The employees closest to daily processes often possess invaluable insights into operational inefficiencies and improvement ideas. Gen AI makes it easier to explore, model, and iterate ideas submitted by employees who may recognize — and be frustrated by — bottlenecks and redundancies that are less obvious to leaders.
According to the 2025 Employee Experience Trends report by Perceptyx, only 31% of employees strongly agreed that their opinions mattered at work. Listening to employees' ideas leads to surprising operational efficiency and productivity gains. It demonstrates that company leaders care about what employees think — a key to engaging employees in an industry with high turnover.
Finally, partnering with technology vendors that prioritize AI capabilities makes it easier to leverage future innovations. Technology companies like Dematic and Google Cloud are exploring the role of Gen AI in more intelligent automation.
Much of today’s automation is based on thresholds. An autonomous action occurs if a fixed input set reaches a certain threshold. Dematic is exploring the ability for more prescriptive automation based on multi-AI agent systems that include Gen AI, which brings in much data to base decisions. As we bring innovations like this to production, we like to work with early adopter clients to explore the possibilities together.
Organizations access cutting-edge AI capabilities and future innovations beyond basic threshold-based automation by partnering with technology partners, including Dematic and Google Cloud. These partners explore prescriptive automation through multi-AI agent systems incorporating Gen AI.
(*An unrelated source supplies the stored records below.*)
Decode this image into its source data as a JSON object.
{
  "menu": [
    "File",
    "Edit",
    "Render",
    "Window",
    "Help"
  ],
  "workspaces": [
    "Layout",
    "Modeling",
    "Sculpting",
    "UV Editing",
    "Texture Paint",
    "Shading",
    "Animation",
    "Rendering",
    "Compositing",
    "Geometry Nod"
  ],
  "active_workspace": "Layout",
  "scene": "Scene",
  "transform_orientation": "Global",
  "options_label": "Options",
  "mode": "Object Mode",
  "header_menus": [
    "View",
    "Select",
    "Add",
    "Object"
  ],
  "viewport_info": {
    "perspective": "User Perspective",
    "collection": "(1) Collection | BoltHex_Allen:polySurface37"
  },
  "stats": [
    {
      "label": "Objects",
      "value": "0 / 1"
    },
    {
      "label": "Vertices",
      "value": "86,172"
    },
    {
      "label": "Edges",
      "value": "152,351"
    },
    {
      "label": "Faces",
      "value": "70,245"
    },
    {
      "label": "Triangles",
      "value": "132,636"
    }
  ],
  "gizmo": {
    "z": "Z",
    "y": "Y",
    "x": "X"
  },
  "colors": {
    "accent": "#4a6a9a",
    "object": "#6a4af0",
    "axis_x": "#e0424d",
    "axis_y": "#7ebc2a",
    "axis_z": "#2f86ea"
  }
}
As AI plays a more active role in warehouse and supply chain operations, strong guardrails are just as important as powerful models. Role-based access control, secure retrieval of data from trusted sources, audit trails, and human-in-the-loop approvals ensure that copilots and agents act on the right information and stay within clearly defined boundaries. Dematic and Google Cloud design Gen AI and agentic solutions with enterprise-grade security, governance, and compliance at their core, so customers can innovate confidently without compromising safety, data protection, or regulatory requirements.
A quicker path to Gen AI value
Dematic’s Gen AI solutions are built on Google Cloud’s modern data and AI stack, bringing together BigQuery, Gemini models, Vertex AI, and Dematic’s own software products such as Dematic Control Tower and Sprocket enterprise asset management (EAM). This combination gives customers a governed, scalable way to connect operational data, expose it through natural-language experiences, and embed AI directly into the decisions that matter most.
Just as important, these capabilities form a practical foundation for agentic AI in the warehouse. By anchoring goal-driven AI agents in proven Dematic applications and co-engineered Google Cloud integrations, customers can move step-by-step from better visibility and decision support toward more prescriptive, semi-autonomous operations, always with humans in control of the objectives and constraints.
For organizations navigating tight margins, labor constraints, and rising service expectations, this partnership offers a proven path to turn Gen AI from an experiment into a durable advantage across their warehouse and broader supply chain network.